In August 2020, a group including Moore, Hyggen, Bonny and others gathered in a secure outdoor space to complete the transformation of the slate steps into a weekend. This involved washing the dust off the sculptures, drying them, sanding off any glue residue from their previous life as stair treads, and applying oil to the slate.
Bonny called this final step a “beautiful transformation,” noting that the gray / white surface of the freshly carved slate comes from the reflection of light from small, loose particles. Once oiled, however, the edges take on the same hue and patina as the worn, smoothed surfaces and the sculpture reconfigures itself as part of the rock, rather than a scratched note on its surface.
“This is the same effect you see in weathered petroglyphs, where natural weathering patinas have removed traces of loose material, so images and messages seem to organically sink in or out of the stone,” she declared.

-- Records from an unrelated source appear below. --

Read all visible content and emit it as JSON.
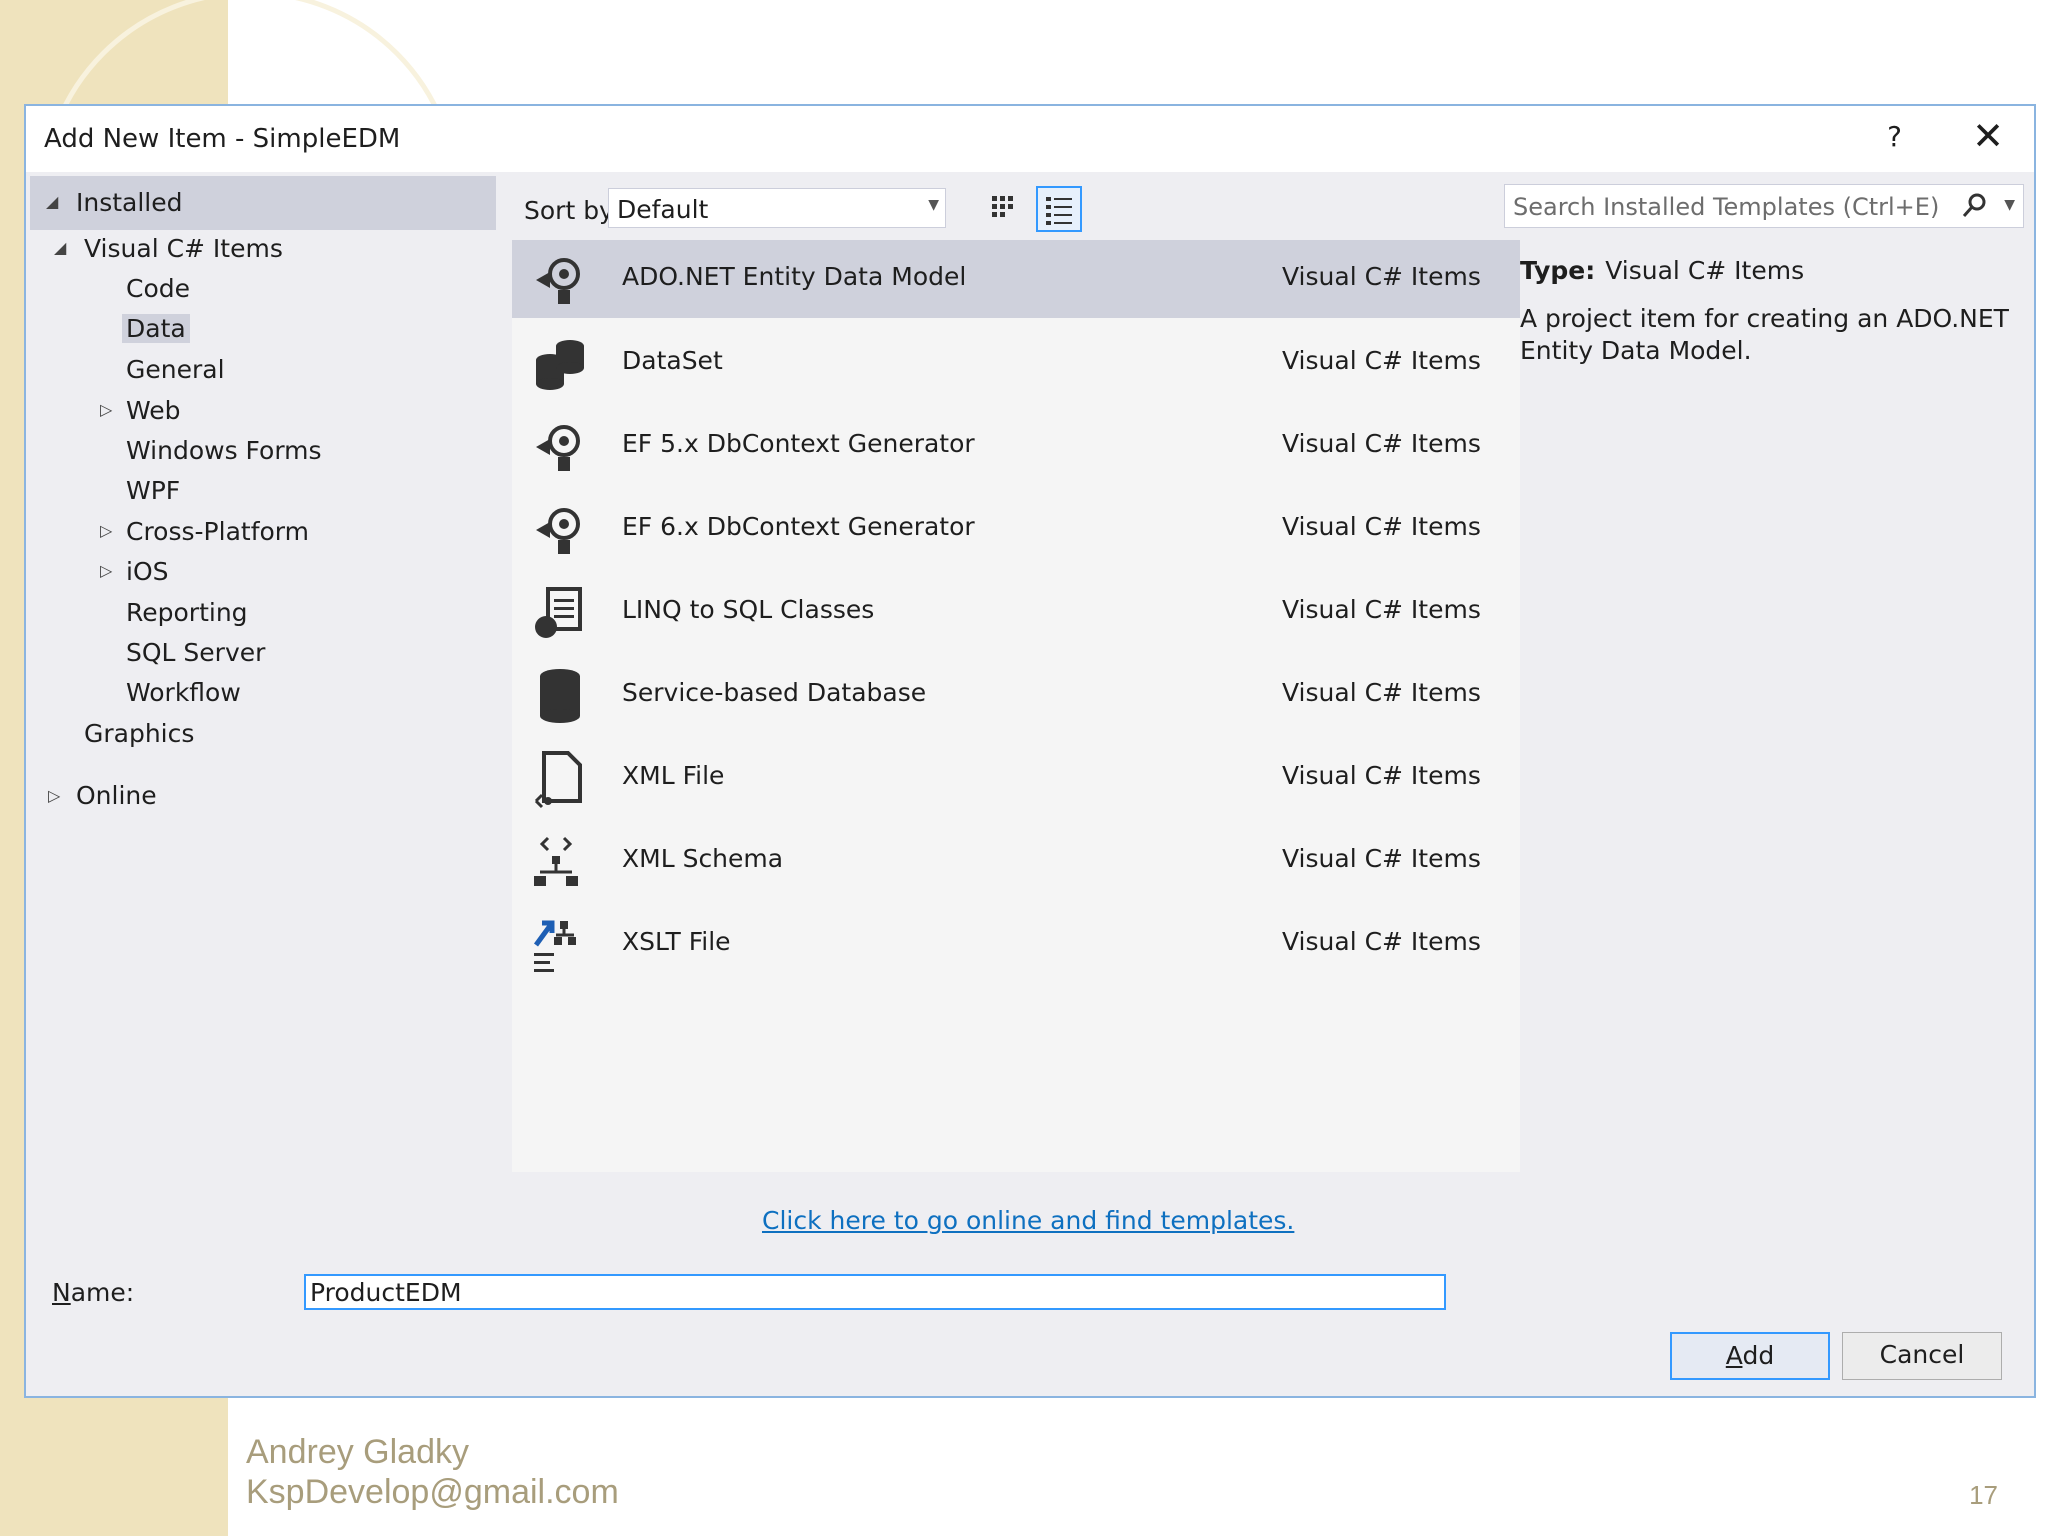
{
  "slide": {
    "author_name": "Andrey Gladky",
    "author_email": "KspDevelop@gmail.com",
    "page_number": "17"
  },
  "dialog": {
    "title": "Add New Item - SimpleEDM",
    "help_label": "?",
    "close_label": "✕"
  },
  "tree": {
    "installed": "Installed",
    "visual_csharp": "Visual C# Items",
    "children": [
      "Code",
      "Data",
      "General",
      "Web",
      "Windows Forms",
      "WPF",
      "Cross-Platform",
      "iOS",
      "Reporting",
      "SQL Server",
      "Workflow"
    ],
    "graphics": "Graphics",
    "online": "Online",
    "selected": "Data"
  },
  "toolbar": {
    "sort_label": "Sort by:",
    "sort_value": "Default",
    "view_mode": "list"
  },
  "search": {
    "placeholder": "Search Installed Templates (Ctrl+E)"
  },
  "templates": [
    {
      "name": "ADO.NET Entity Data Model",
      "category": "Visual C# Items",
      "icon": "entity-model-icon",
      "selected": true
    },
    {
      "name": "DataSet",
      "category": "Visual C# Items",
      "icon": "dataset-icon"
    },
    {
      "name": "EF 5.x DbContext Generator",
      "category": "Visual C# Items",
      "icon": "dbcontext-generator-icon"
    },
    {
      "name": "EF 6.x DbContext Generator",
      "category": "Visual C# Items",
      "icon": "dbcontext-generator-icon"
    },
    {
      "name": "LINQ to SQL Classes",
      "category": "Visual C# Items",
      "icon": "linq-to-sql-icon"
    },
    {
      "name": "Service-based Database",
      "category": "Visual C# Items",
      "icon": "database-icon"
    },
    {
      "name": "XML File",
      "category": "Visual C# Items",
      "icon": "xml-file-icon"
    },
    {
      "name": "XML Schema",
      "category": "Visual C# Items",
      "icon": "xml-schema-icon"
    },
    {
      "name": "XSLT File",
      "category": "Visual C# Items",
      "icon": "xslt-file-icon"
    }
  ],
  "details": {
    "type_label": "Type:",
    "type_value": "Visual C# Items",
    "description": "A project item for creating an ADO.NET Entity Data Model."
  },
  "online_link": "Click here to go online and find templates.",
  "name_field": {
    "label_underlined": "N",
    "label_rest": "ame:",
    "value": "ProductEDM"
  },
  "buttons": {
    "add_underlined": "A",
    "add_rest": "dd",
    "cancel": "Cancel"
  },
  "colors": {
    "accent": "#3399ff",
    "selection": "#cfd1dc",
    "link": "#0e70c0"
  }
}
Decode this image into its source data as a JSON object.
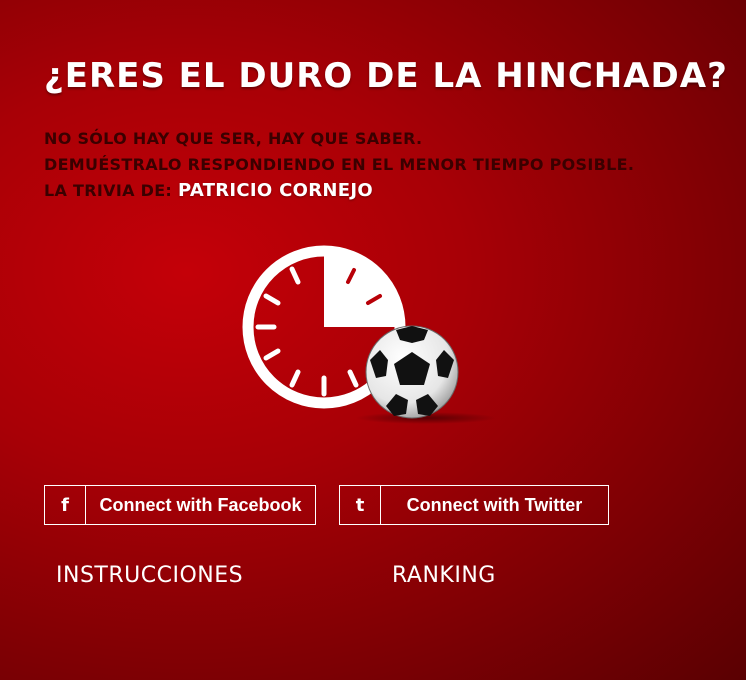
{
  "header": {
    "title": "¿ERES EL DURO DE LA HINCHADA?"
  },
  "intro": {
    "line1": "NO SÓLO HAY QUE SER, HAY QUE SABER.",
    "line2": "DEMUÉSTRALO RESPONDIENDO EN EL MENOR TIEMPO POSIBLE.",
    "trivia_prefix": "LA TRIVIA DE: ",
    "trivia_author": "PATRICIO CORNEJO"
  },
  "hero": {
    "icons": [
      "stopwatch-icon",
      "soccer-ball-icon"
    ]
  },
  "actions": {
    "facebook": {
      "icon_glyph": "f",
      "icon": "facebook-icon",
      "label": "Connect with Facebook"
    },
    "twitter": {
      "icon_glyph": "t",
      "icon": "twitter-icon",
      "label": "Connect with Twitter"
    }
  },
  "links": {
    "instructions": "INSTRUCCIONES",
    "ranking": "RANKING"
  },
  "colors": {
    "background": "#a80006",
    "intro_text": "#3a0000",
    "accent_white": "#ffffff"
  }
}
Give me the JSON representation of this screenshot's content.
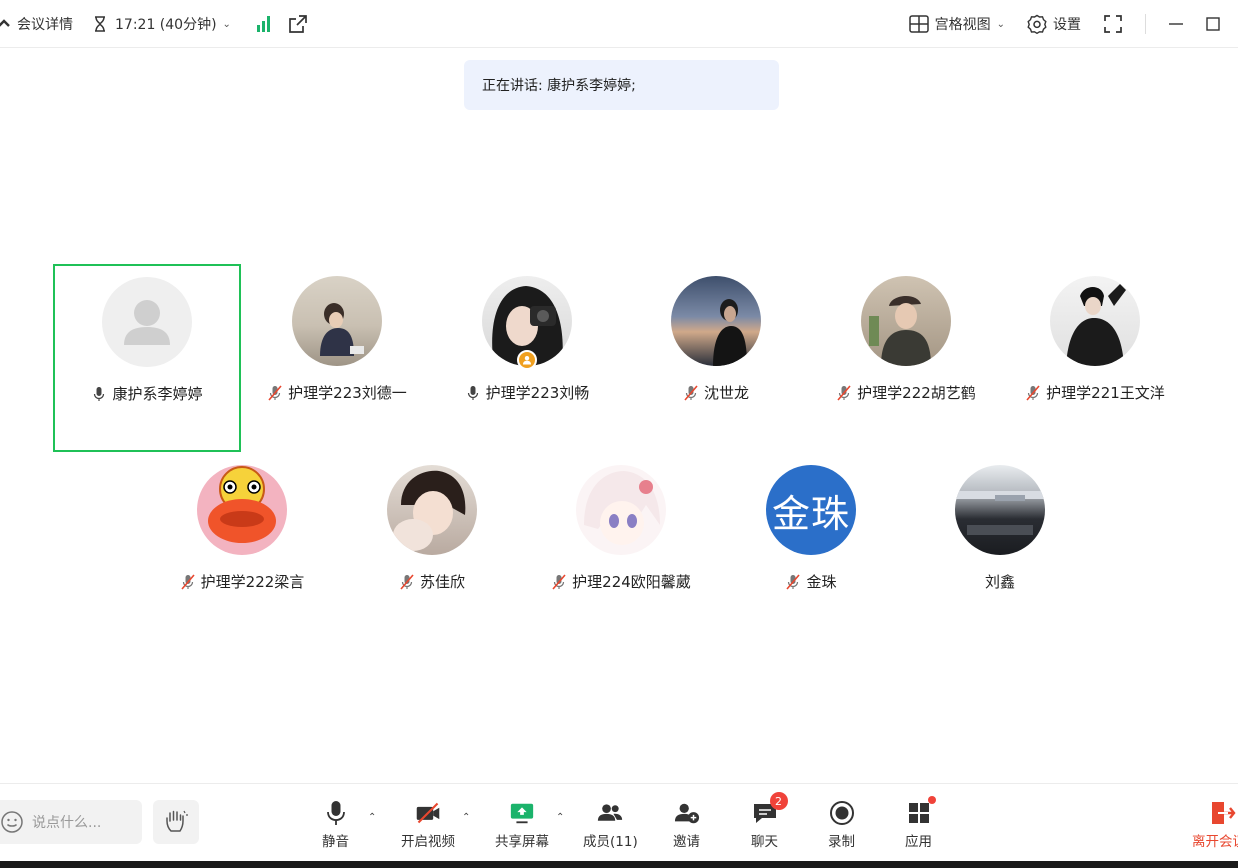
{
  "header": {
    "details_label": "会议详情",
    "timer": "17:21 (40分钟)",
    "view_label": "宫格视图",
    "settings_label": "设置"
  },
  "speaking": {
    "text": "正在讲话: 康护系李婷婷;"
  },
  "participants": [
    {
      "name": "康护系李婷婷",
      "mic": "on",
      "avatar": "default"
    },
    {
      "name": "护理学223刘德一",
      "mic": "muted",
      "avatar": "photo-sitting"
    },
    {
      "name": "护理学223刘畅",
      "mic": "on",
      "avatar": "photo-camera",
      "host": true
    },
    {
      "name": "沈世龙",
      "mic": "muted",
      "avatar": "photo-sky"
    },
    {
      "name": "护理学222胡艺鹤",
      "mic": "muted",
      "avatar": "photo-cap"
    },
    {
      "name": "护理学221王文洋",
      "mic": "muted",
      "avatar": "photo-dark"
    },
    {
      "name": "护理学222梁言",
      "mic": "muted",
      "avatar": "cartoon"
    },
    {
      "name": "苏佳欣",
      "mic": "muted",
      "avatar": "photo-baby"
    },
    {
      "name": "护理224欧阳馨葳",
      "mic": "muted",
      "avatar": "anime"
    },
    {
      "name": "金珠",
      "mic": "muted",
      "avatar": "text",
      "avatar_text": "金珠",
      "avatar_color": "#2b6fc9"
    },
    {
      "name": "刘鑫",
      "mic": "none",
      "avatar": "photo-airport"
    }
  ],
  "toolbar": {
    "chat_placeholder": "说点什么...",
    "mute": "静音",
    "video": "开启视频",
    "share": "共享屏幕",
    "members": "成员(11)",
    "invite": "邀请",
    "chat": "聊天",
    "chat_badge": "2",
    "record": "录制",
    "apps": "应用",
    "leave": "离开会议"
  },
  "colors": {
    "active_border": "#1fc157",
    "signal": "#1bb36b",
    "leave": "#e8472f",
    "badge": "#f0433a"
  }
}
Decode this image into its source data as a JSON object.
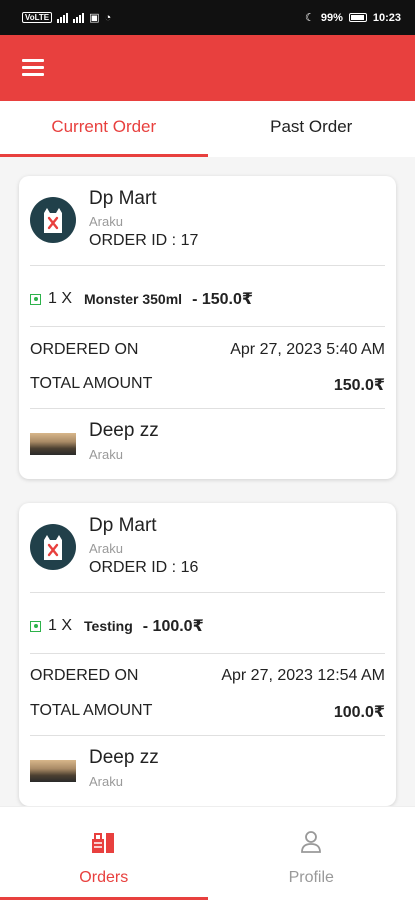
{
  "statusbar": {
    "left_chip": "VoLTE",
    "battery": "99%",
    "time": "10:23"
  },
  "appbar": {
    "menu_icon": "hamburger-icon"
  },
  "tabs": [
    {
      "label": "Current Order",
      "active": true
    },
    {
      "label": "Past Order",
      "active": false
    }
  ],
  "orders": [
    {
      "store_name": "Dp Mart",
      "store_location": "Araku",
      "order_id": "ORDER ID : 17",
      "item_qty": "1 X",
      "item_name": "Monster 350ml",
      "item_price": "- 150.0₹",
      "ordered_on_label": "ORDERED ON",
      "ordered_on_value": "Apr 27, 2023 5:40 AM",
      "total_label": "TOTAL AMOUNT",
      "total_value": "150.0₹",
      "customer_name": "Deep zz",
      "customer_location": "Araku"
    },
    {
      "store_name": "Dp Mart",
      "store_location": "Araku",
      "order_id": "ORDER ID : 16",
      "item_qty": "1 X",
      "item_name": "Testing",
      "item_price": "- 100.0₹",
      "ordered_on_label": "ORDERED ON",
      "ordered_on_value": "Apr 27, 2023 12:54 AM",
      "total_label": "TOTAL AMOUNT",
      "total_value": "100.0₹",
      "customer_name": "Deep zz",
      "customer_location": "Araku"
    }
  ],
  "bottom_nav": [
    {
      "label": "Orders",
      "icon": "orders-icon",
      "active": true
    },
    {
      "label": "Profile",
      "icon": "profile-icon",
      "active": false
    }
  ],
  "colors": {
    "accent": "#e8403e",
    "logo_bg": "#21404a",
    "veg": "#2db24a"
  }
}
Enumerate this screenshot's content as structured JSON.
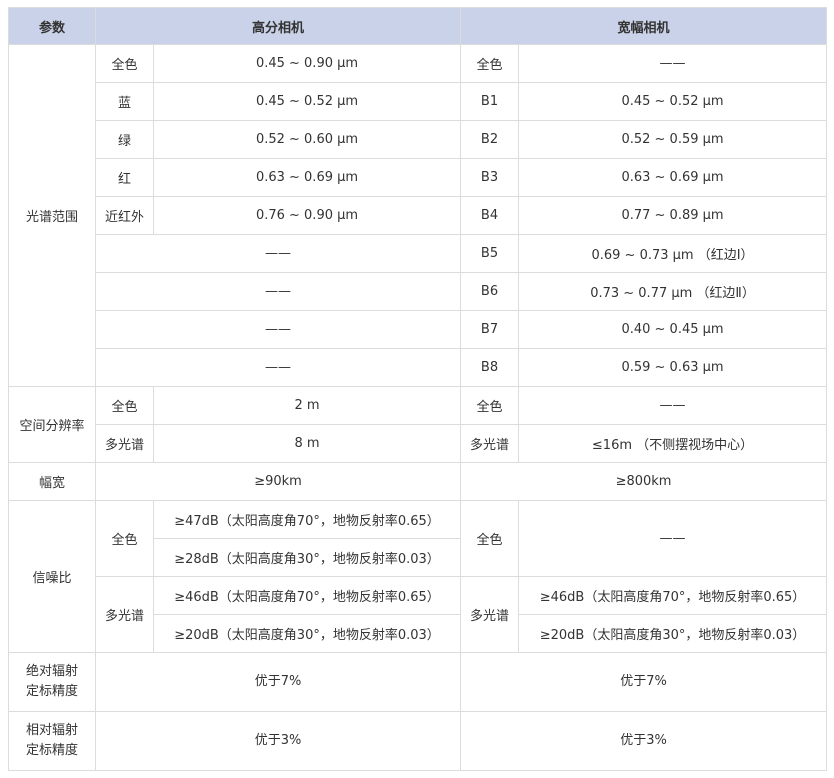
{
  "header": {
    "param": "参数",
    "hr": "高分相机",
    "wide": "宽幅相机"
  },
  "spectral": {
    "label": "光谱范围",
    "rows": [
      {
        "hr_band": "全色",
        "hr_val": "0.45 ~ 0.90 μm",
        "w_band": "全色",
        "w_val": "——"
      },
      {
        "hr_band": "蓝",
        "hr_val": "0.45 ~ 0.52 μm",
        "w_band": "B1",
        "w_val": "0.45 ~ 0.52 μm"
      },
      {
        "hr_band": "绿",
        "hr_val": "0.52 ~ 0.60 μm",
        "w_band": "B2",
        "w_val": "0.52 ~ 0.59 μm"
      },
      {
        "hr_band": "红",
        "hr_val": "0.63 ~ 0.69 μm",
        "w_band": "B3",
        "w_val": "0.63 ~ 0.69 μm"
      },
      {
        "hr_band": "近红外",
        "hr_val": "0.76 ~ 0.90 μm",
        "w_band": "B4",
        "w_val": "0.77 ~ 0.89 μm"
      },
      {
        "hr_merged": "——",
        "w_band": "B5",
        "w_val": "0.69 ~ 0.73 μm （红边Ⅰ）"
      },
      {
        "hr_merged": "——",
        "w_band": "B6",
        "w_val": "0.73 ~ 0.77 μm （红边Ⅱ）"
      },
      {
        "hr_merged": "——",
        "w_band": "B7",
        "w_val": "0.40 ~ 0.45 μm"
      },
      {
        "hr_merged": "——",
        "w_band": "B8",
        "w_val": "0.59 ~ 0.63 μm"
      }
    ]
  },
  "resolution": {
    "label": "空间分辨率",
    "rows": [
      {
        "hr_band": "全色",
        "hr_val": "2 m",
        "w_band": "全色",
        "w_val": "——"
      },
      {
        "hr_band": "多光谱",
        "hr_val": "8 m",
        "w_band": "多光谱",
        "w_val": "≤16m （不侧摆视场中心）"
      }
    ]
  },
  "swath": {
    "label": "幅宽",
    "hr": "≥90km",
    "wide": "≥800km"
  },
  "snr": {
    "label": "信噪比",
    "pan_label": "全色",
    "ms_label": "多光谱",
    "hr_pan_1": "≥47dB（太阳高度角70°，地物反射率0.65）",
    "hr_pan_2": "≥28dB（太阳高度角30°，地物反射率0.03）",
    "w_pan": "——",
    "hr_ms_1": "≥46dB（太阳高度角70°，地物反射率0.65）",
    "hr_ms_2": "≥20dB（太阳高度角30°，地物反射率0.03）",
    "w_ms_1": "≥46dB（太阳高度角70°，地物反射率0.65）",
    "w_ms_2": "≥20dB（太阳高度角30°，地物反射率0.03）"
  },
  "abs_cal": {
    "label_1": "绝对辐射",
    "label_2": "定标精度",
    "hr": "优于7%",
    "wide": "优于7%"
  },
  "rel_cal": {
    "label_1": "相对辐射",
    "label_2": "定标精度",
    "hr": "优于3%",
    "wide": "优于3%"
  }
}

As a geologist, Bonny said it was fun to share information about the geological evolution of the Earth, the formation of slate, and the material properties of slate. As an artist and writer living in Saskatchewan, where human stories have long been told using arranged stones, petroglyphs and pictographs over 10,000 years old, she believes “to advance the stone as living and temporal medium in this collaborative project, rather than as a static support for the monument, is an organic movement towards the reconciliation of the shared spaces of the treaty.
“Bringing in Indigenous languages and the names of the moons that guide seasonal activities and storytelling traditions on campus – using stone already shaped and reshaped by student movements – is very meaningful,” said Bonny.
“The students and staff who joined us in the sculpture have a physical connection to the project, but also experienced a tangible connection to some very ancient traditions that honor spirituality and the importance of stone for various human cultures through time. I hope this project conveys a dedicated and embodied commitment to the inclusion of Indigenous knowledge in our on-campus practices, and I hope it also raises awareness of Indigenous languages and the role of syllables in preserving historic languages and the revitalization of contemporary languages.